Bytesize 24: Where do I start writing my own DSL2 pipeline?!
Edit

Harshil Patel - Seqera Labs, Spain

Event start:: October 19, 2021 at 11:00
Event end:: October 19, 2021 at 11:30

Locations:

- Online

Join us for our weekly series of short talks: nf-core/bytesize.

Just 15 minutes + questions, we focus on topics about using and developing nf-core pipelines. These are recorded and made available at https://nf-co.re , helping to build an archive of training material. Got an idea for a talk? Let us know on the #bytesize Slack channel!

This week, Harshil Patel (@drpatelh) will present an introduction to developing pipelines in Nextflow DSL2 using nf-core community standards.

Slides:

Video transcription

Note

The content has been edited to make it reader-friendly

(host) […] talk which is in preparation for the big DSL2 hackathon next week and today we have Harshil Patel from Seqera Labs presenting about writing your own nf-core DSL2 pipeline. During the talk if you have any questions for Harshil please put them in the chat and I’ll read them out. As a reminder this video and all the previous bytesize talks are on the YouTube channel so you can consult them there later as well and all the links are on our homepage, so please take it away Harshil.

Hello everyone, good afternoon and thank you for watching and joining this talk. I will be giving the 24th nf-core bytesize talk. It’s just amazing how we have got this far with this many talks now. I remember when we were still setting this stuff up, but hopefully they’re useful to you guys. This particular one will be about trying to deal with the exploding head that is “I’ve got a DSL1 pipeline or I’m comfortable with DSL1, how do I now switch to writing a DSL2 Nextflow pipeline?”.

Nextflow, as some of you know has this new syntax called DSL2 which is a more modular syntax. It allows you to reuse components and essentially make things a bit more flexible in terms of pipeline development as well. There’s loads of resources so as I mentioned we have bytesize talks, that are revolved around DSL2 pipeline development. How we are tackling DSL2 on nf-core, but there are some generic concepts there, that may be useful to you as well. If you like, in the bytesize tests there are also some guidelines and other stuff that you may be able to take away to use for your own DSL2 pipeline development in non-nf-core pipelines too. Last week, Rike, Maxime and I recorded a couple of more up-to-date talks about the pipeline structure that we have for DSL2 in the template that we maintain on nf-core tools. I just briefly went through that again in preparation for the hackathon, so people get an idea as to what these files are doing and why they’re there. Another talk which was typically a 45-minute talk. By my standards, that is where I typically get with these talks. That one was more about the process of picking a module and using the various tooling that we’ve created, to then contribute that back to nf-core modules. There are some generic concepts there that may be useful to you to take away.
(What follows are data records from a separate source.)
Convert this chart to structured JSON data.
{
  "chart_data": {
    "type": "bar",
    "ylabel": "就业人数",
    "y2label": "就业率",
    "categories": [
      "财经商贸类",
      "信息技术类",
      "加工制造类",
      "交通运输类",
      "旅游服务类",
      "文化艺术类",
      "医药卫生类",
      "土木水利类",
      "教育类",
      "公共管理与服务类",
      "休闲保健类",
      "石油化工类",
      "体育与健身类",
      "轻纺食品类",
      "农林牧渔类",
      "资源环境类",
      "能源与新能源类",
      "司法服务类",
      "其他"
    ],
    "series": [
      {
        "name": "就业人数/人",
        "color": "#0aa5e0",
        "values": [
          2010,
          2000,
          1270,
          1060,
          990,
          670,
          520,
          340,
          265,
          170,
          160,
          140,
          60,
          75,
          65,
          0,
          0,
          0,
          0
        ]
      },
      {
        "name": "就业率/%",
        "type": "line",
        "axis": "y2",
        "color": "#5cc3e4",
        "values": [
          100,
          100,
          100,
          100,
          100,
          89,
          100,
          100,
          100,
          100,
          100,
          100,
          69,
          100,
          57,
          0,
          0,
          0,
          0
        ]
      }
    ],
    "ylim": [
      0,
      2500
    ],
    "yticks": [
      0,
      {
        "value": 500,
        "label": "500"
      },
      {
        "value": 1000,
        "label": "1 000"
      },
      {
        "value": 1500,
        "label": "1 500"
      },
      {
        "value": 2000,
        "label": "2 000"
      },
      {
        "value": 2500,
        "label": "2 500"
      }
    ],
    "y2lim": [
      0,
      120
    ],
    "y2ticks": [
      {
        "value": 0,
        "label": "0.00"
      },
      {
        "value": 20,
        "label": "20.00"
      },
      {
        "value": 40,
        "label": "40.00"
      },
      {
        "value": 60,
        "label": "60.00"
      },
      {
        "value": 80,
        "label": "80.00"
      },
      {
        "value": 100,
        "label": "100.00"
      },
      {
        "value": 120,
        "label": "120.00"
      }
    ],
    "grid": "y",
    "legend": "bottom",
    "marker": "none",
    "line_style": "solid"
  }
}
The first thing I would do is attempt to watch some of these talks here, and also we’ve got loads of documentation and guidelines on the website, that’d be worth looking at. Figuring out how to tackle DSL2 in some way philosophically, would be in comparison to the way that you would attempt to figure out how these components are put together. The smallest unit of a DSL2 pipeline will be a module. So attempting to figure out how you need to mentally create and write these modules, to structure an entire pipeline together, is quite useful. We’ve got these guidelines and adding new modules and some of the concepts that we’ve used to attempt to standardize these these modules and the syntax available on the website for you to have a look at.

How you convert your pipeline will obviously depend on what status it is and where you’re coming from, where you’re starting from. For existing nf-core pipelines a lot of the groundwork has now been done, in terms of porting our old DSL1 template to a DSL2 template and switching things around, adding tests, all the boilerplates. This is one of the big advantages of working in a community like this, because it’s not just me or another person, or someone else doing this, there’s an entire community contributing to this. It just makes it easier to maintain and push these changes and across an entire sway the pipelines.

Those starting out with existing pipelines, you just would need to merge in the template sync that you would have got via a pull request. This is automated, it’s sent out when whenever we release the nf-core tools package. You would have a pull request that is sitting there, waiting to be merged in. The first thing I would do with that, is just merge that in. You may have quite a few merge conflicts, but unfortunately, because this is such a big change, you will have to wrestle with those for now. Hopefully in the future they’ll get smaller and smaller as things stabilize.

Get the tests working again. With nf-core pipelines we insist on having test data sets for continuous integration and for local testing. It just means that whenever you update the pipeline code you can test the pipeline to make sure it’s working. After you’ve merged in the template sync, try and get the test working again, even if it’s still in a DSL1 format. Just try and get the test working again and then decide how you want to tackle the implementation, which i’ll go through briefly in some of the following slides. With new nf-core pipelines we have loads of guidelines and docs. There’s very small differences in the way that the template has changed between DSL1 and DSL2, in order to manage the modules aspect. More change probably has been in the way that we’ve siloed away some of the boilerplate code into into lib directories, to make it easier to read the code that we’ve got there, and to update it. More guidelines and documentations on the website. I won’t go through that in detail. Have a look.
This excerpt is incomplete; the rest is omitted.